Living through Partition: Continuity and Change in the Subcontinent
When the British left in 1947, India emerged as an independent state flanked by the two-winged Pakistan. By 1971, East Pakistan sought and won its independence from the West to become Bangladesh, thus undermining the logic by which Pakistan had been created as a unified homeland for the Muslims of the subcontinent. The independence of Bangladesh is but one of the episodes that exposes the need to examine the long episode of India’s independence and partition and the ways in which the post-partition states have struggled to serve all of their citizens, Muslim and non-Muslim alike.

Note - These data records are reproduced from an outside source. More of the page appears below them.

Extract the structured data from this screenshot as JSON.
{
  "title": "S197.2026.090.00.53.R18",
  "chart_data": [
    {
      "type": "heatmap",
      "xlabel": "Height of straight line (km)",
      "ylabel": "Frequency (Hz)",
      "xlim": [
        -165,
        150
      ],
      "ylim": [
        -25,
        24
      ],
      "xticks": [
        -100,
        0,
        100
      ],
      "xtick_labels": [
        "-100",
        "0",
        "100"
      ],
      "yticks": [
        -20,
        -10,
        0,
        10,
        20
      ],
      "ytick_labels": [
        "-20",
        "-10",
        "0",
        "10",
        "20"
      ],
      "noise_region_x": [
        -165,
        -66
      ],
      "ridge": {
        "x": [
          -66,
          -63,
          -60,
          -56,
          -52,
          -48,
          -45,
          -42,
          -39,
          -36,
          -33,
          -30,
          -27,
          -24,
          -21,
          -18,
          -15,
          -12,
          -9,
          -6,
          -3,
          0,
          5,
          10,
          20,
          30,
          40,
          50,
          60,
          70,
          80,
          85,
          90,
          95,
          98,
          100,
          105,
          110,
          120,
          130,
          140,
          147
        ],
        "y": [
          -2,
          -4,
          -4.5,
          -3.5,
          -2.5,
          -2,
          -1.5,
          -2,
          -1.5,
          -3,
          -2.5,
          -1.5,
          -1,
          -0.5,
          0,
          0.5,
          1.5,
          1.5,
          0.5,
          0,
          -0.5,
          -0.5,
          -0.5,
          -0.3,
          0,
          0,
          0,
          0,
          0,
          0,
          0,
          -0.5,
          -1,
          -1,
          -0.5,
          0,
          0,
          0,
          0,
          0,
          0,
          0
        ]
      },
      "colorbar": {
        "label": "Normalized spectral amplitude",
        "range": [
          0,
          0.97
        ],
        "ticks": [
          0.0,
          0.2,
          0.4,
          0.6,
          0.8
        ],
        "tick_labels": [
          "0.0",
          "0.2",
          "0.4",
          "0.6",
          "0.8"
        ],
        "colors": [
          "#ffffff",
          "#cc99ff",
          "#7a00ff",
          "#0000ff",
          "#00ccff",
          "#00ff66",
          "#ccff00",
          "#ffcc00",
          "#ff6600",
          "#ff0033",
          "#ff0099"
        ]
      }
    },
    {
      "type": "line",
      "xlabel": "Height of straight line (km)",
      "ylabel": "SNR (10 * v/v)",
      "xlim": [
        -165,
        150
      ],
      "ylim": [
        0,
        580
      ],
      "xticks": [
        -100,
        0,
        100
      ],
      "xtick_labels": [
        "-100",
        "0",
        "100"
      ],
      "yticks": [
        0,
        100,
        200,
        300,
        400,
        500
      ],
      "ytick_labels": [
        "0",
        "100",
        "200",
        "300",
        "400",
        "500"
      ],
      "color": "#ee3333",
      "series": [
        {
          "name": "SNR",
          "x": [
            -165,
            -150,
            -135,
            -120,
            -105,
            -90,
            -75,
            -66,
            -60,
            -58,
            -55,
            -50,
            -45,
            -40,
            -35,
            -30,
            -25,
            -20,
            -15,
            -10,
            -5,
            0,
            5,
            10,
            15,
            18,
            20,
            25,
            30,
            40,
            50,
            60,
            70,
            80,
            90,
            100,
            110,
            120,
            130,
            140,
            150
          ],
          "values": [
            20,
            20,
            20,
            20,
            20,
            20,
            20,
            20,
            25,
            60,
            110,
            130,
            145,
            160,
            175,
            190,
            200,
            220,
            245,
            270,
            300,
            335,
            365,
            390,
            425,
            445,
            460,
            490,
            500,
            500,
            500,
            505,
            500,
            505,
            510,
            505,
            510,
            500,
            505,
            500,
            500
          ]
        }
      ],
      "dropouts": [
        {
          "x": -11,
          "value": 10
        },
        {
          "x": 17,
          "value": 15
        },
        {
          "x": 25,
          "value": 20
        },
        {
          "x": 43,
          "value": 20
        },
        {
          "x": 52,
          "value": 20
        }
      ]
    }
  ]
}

Oral histories I collected in India, Pakistan and Bangladesh from 2005-2010 shed light on the connections between local and national struggles over belonging for Muslims who survived the partition. Though the narrators all emerged from the same educational environment—the Aligarh Muslim University outside Delhi—they chose different futures.Having opted to migrate towards the initial promises of Pakistan or remain rooted in India, informants in all three post-partition states have continued to struggle with questions of belonging and the conflict between their own identities and official state narratives that define the meaning of partition. For these narrators, expectations of independence were determined and conditioned by the particularity of the place in which they were educated, and their vision for independence and the role of the state was tied directly to their experience there. Seventy years on, their memories of the lived experience of decolonization—read: partition—reveal that the reality of independence has fallen far short of these expectations. By examining the continuity and change over time and space, represented by the scaling of the analysis from the local to the transnational, new histories of partition emerge that redefine the experience of decolonization in India.